ERBSCHAFTSTEUER BEI HOCHPREISIG VERMIETETEN GRUNDSTÜCKEN

Schon so mancher Immobilienerbe erlebte nach erster Freude einen Schreck als er den Erbschaftsteuerbescheid erhielt und die Erbschaftsteuerfestsetzung höher ausfiel als erwartet. Dies liegt oftmals an einer unzutreffenden Wertermittlung.

Die Bewertung bebauter Grundstücke ist von der Grundstücksart abhängig.

Für die Ermittlung des gemeinen Werts bebauter Grundstücke (Grundbesitzwert) ist das Ertragswertverfahren anzuwenden bei:

Mietwohngrundstücken, Geschäftsgrundstücken oder gemischt genutzten Grundstücken, für die sich auf dem örtlichen Grundstücksmarktbericht eine übliche Miete ermitteln lässt.

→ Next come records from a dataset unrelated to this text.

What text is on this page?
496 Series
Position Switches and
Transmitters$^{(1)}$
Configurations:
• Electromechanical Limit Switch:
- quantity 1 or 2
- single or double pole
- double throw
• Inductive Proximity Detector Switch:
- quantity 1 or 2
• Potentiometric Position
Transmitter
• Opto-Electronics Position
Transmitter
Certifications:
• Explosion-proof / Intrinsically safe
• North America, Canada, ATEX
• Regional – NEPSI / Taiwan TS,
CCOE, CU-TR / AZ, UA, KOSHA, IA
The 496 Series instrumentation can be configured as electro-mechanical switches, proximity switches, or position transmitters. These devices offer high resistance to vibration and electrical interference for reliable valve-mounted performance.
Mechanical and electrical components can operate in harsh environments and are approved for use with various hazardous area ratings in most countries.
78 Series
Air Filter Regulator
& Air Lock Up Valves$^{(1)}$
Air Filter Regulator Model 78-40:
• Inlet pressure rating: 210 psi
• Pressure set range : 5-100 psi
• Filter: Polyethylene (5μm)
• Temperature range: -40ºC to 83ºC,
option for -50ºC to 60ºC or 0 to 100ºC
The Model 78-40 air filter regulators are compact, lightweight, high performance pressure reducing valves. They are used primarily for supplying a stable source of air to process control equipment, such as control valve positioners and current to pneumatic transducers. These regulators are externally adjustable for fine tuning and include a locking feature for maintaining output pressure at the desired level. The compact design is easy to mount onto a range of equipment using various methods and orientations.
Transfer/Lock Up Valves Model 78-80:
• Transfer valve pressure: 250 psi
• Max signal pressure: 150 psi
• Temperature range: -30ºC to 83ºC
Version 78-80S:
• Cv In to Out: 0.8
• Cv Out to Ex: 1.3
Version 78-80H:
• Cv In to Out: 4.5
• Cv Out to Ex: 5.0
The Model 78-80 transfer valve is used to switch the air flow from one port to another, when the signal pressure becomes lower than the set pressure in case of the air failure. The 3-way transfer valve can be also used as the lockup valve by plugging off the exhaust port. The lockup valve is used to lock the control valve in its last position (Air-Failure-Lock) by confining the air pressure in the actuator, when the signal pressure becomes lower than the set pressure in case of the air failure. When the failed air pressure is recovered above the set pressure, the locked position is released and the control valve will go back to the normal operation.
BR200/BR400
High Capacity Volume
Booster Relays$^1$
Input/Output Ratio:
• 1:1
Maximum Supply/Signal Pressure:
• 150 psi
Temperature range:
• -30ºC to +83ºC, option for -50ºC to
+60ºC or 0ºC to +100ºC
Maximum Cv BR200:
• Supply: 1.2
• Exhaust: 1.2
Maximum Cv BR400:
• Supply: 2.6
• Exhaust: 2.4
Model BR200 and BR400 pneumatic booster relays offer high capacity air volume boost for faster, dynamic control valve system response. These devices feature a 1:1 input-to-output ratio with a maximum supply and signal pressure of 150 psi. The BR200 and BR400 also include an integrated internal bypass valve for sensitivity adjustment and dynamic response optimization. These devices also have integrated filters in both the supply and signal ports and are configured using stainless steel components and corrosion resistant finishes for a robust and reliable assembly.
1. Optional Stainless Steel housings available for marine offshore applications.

Der für die Bewertung im Ertragswertverfahren maßgebliche Rohertrag eines bebauten Grundstücks ist grundsätzlich das Entgelt, das für die Benutzung nach den am Bewertungsstichtag geltenden vertraglichen Vereinbarungen für den Zeitraum von zwölf Monaten als Miete zu zahlen ist.
Für Grundstücke oder Grundstücksteile, die der Eigentümer dem Mieter zu einer um mehr als 20 % von der üblichen Miete abweichenden tatsächlichen Miete überlassen hat, ist die übliche Miete anzusetzen.

Sachverhalt:
Davon abweichen wollte ein Immobilienerbe aus Berlin, da die tatsächliche Miete bei einem Teil der vermieteten Wohnungen im hochpreisigen Bereich lag. In seiner Erklärung zur Feststellung des Grundbesitzwerts setzte er daher für vier Einheiten die vertraglich vereinbarte Nettokaltmiete an, legte jedoch für 11 Einheiten die in dem Mietspiegel ausgewiesenen Mittelwerte zugrunde. Die tatsächliche Miete für 11 Einheiten überschritt diese Mittelwerte zu mehr als 20 %.

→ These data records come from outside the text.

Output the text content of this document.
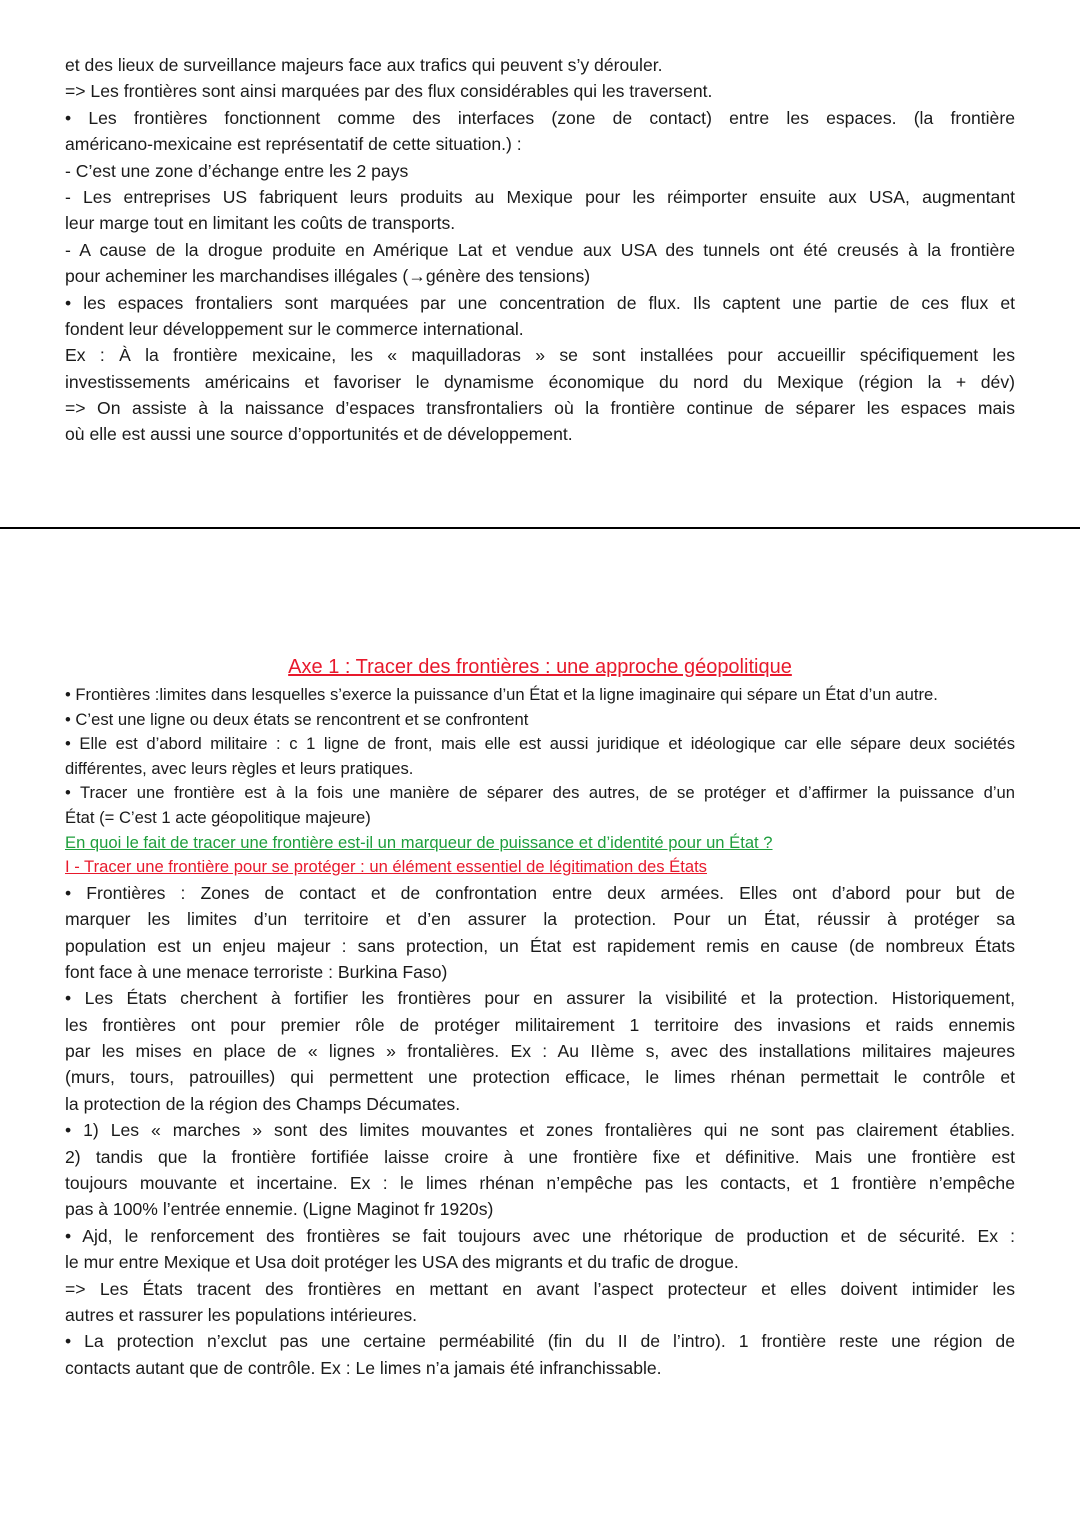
et des lieux de surveillance majeurs face aux trafics qui peuvent s’y dérouler.
=> Les frontières sont ainsi marquées par des flux considérables qui les traversent.
• Les frontières fonctionnent comme des interfaces (zone de contact) entre les espaces. (la frontière
américano-mexicaine est représentatif de cette situation.) :
- C’est une zone d’échange entre les 2 pays
- Les entreprises US fabriquent leurs produits au Mexique pour les réimporter ensuite aux USA, augmentant
leur marge tout en limitant les coûts de transports.
- A cause de la drogue produite en Amérique Lat et vendue aux USA des tunnels ont été creusés à la frontière
pour acheminer les marchandises illégales (→génère des tensions)
• les espaces frontaliers sont marquées par une concentration de flux. Ils captent une partie de ces flux et
fondent leur développement sur le commerce international.
Ex : À la frontière mexicaine, les « maquilladoras » se sont installées pour accueillir spécifiquement les
investissements américains et favoriser le dynamisme économique du nord du Mexique (région la + dév)
=> On assiste à la naissance d’espaces transfrontaliers où la frontière continue de séparer les espaces mais
où elle est aussi une source d’opportunités et de développement.
Axe 1 : Tracer des frontières : une approche géopolitique
• Frontières :limites dans lesquelles s’exerce la puissance d’un État et la ligne imaginaire qui sépare un État d’un autre.
• C’est une ligne ou deux états se rencontrent et se confrontent
• Elle est d’abord militaire : c 1 ligne de front, mais elle est aussi juridique et idéologique car elle sépare deux sociétés
différentes, avec leurs règles et leurs pratiques.
• Tracer une frontière est à la fois une manière de séparer des autres, de se protéger et d’affirmer la puissance d’un
État (= C’est 1 acte géopolitique majeure)
En quoi le fait de tracer une frontière est-il un marqueur de puissance et d’identité pour un État ?
I - Tracer une frontière pour se protéger : un élément essentiel de légitimation des États
• Frontières : Zones de contact et de confrontation entre deux armées. Elles ont d’abord pour but de
marquer les limites d’un territoire et d’en assurer la protection. Pour un État, réussir à protéger sa
population est un enjeu majeur : sans protection, un État est rapidement remis en cause (de nombreux États
font face à une menace terroriste : Burkina Faso)
• Les États cherchent à fortifier les frontières pour en assurer la visibilité et la protection. Historiquement,
les frontières ont pour premier rôle de protéger militairement 1 territoire des invasions et raids ennemis
par les mises en place de « lignes » frontalières. Ex : Au IIème s, avec des installations militaires majeures
(murs, tours, patrouilles) qui permettent une protection efficace, le limes rhénan permettait le contrôle et
la protection de la région des Champs Décumates.
• 1) Les « marches » sont des limites mouvantes et zones frontalières qui ne sont pas clairement établies.
2) tandis que la frontière fortifiée laisse croire à une frontière fixe et définitive. Mais une frontière est
toujours mouvante et incertaine. Ex : le limes rhénan n’empêche pas les contacts, et 1 frontière n’empêche
pas à 100% l’entrée ennemie. (Ligne Maginot fr 1920s)
• Ajd, le renforcement des frontières se fait toujours avec une rhétorique de production et de sécurité. Ex :
le mur entre Mexique et Usa doit protéger les USA des migrants et du trafic de drogue.
=> Les États tracent des frontières en mettant en avant l’aspect protecteur et elles doivent intimider les
autres et rassurer les populations intérieures.
• La protection n’exclut pas une certaine perméabilité (fin du II de l’intro). 1 frontière reste une région de
contacts autant que de contrôle. Ex : Le limes n’a jamais été infranchissable.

Der abweichenden Berechnung des Erben folgte das Finanzamt allerdings nur bei zwei vermieteten Einheiten. Bei diesen beiden Einheiten setzte das Finanzamt im Rahmen der Prüfung, ob die tatsächliche Miete um mehr als 20 % von der “üblichen Miete“ abweicht als “übliche Miete“ nicht den Mittelwert, sondern den obersten Wert der im Mietspiegel ausgewiesenen Spanne an. Der Rohertrag für diese beiden Einheiten wurde anhand des Mittelwertes ermittelt. Im Übrigen blieb es bei dem Ansatz der (höheren) vertraglich vereinbarten Miete.

Dagegen wehrte sich der Immobilienerbe aus Berlin vor dem Finanzgericht Berlin-Brandenburg.

Urteil:
Maßgeblich für die Prüfung, ob die tatsächliche Miete um mehr als 20 % von der „üblichen Miete“ abweicht ist als „übliche Miete“ der oberste (mehr als 20 % höher) oder unterste (mehr als 20 % niedriger) Wert der im Mietspiegel ausgewiesenen Spanne. Auf den Mittelwert kommt es insoweit nicht an.

Der Auffassung des Finanzgerichts Berlin-Brandenburg schloss sich auch der Bundesfinanzhof mit Urteil vom 05.12.2019, II R 41/16 an. Offen ließ der Bundesfinanzhof allerdings wegen des im gerichtlichen Verfahren geltenden Verböserungsverbots jedoch, ob es zutreffend ist, im Falle einer in dieser Weise ermittelten Überschreitung der 20 %-Grenze den Mittelwert als übliche Miete dem Jahresrohertrag zugrunde zu legen, oder ob insoweit ebenfalls die äußere Spanne in Betracht käme. Da das Finanzamt als Rohertrag für die beiden Einheiten den Mittelwert des Mietspiegels ansetzte, war dies nicht zu entscheiden.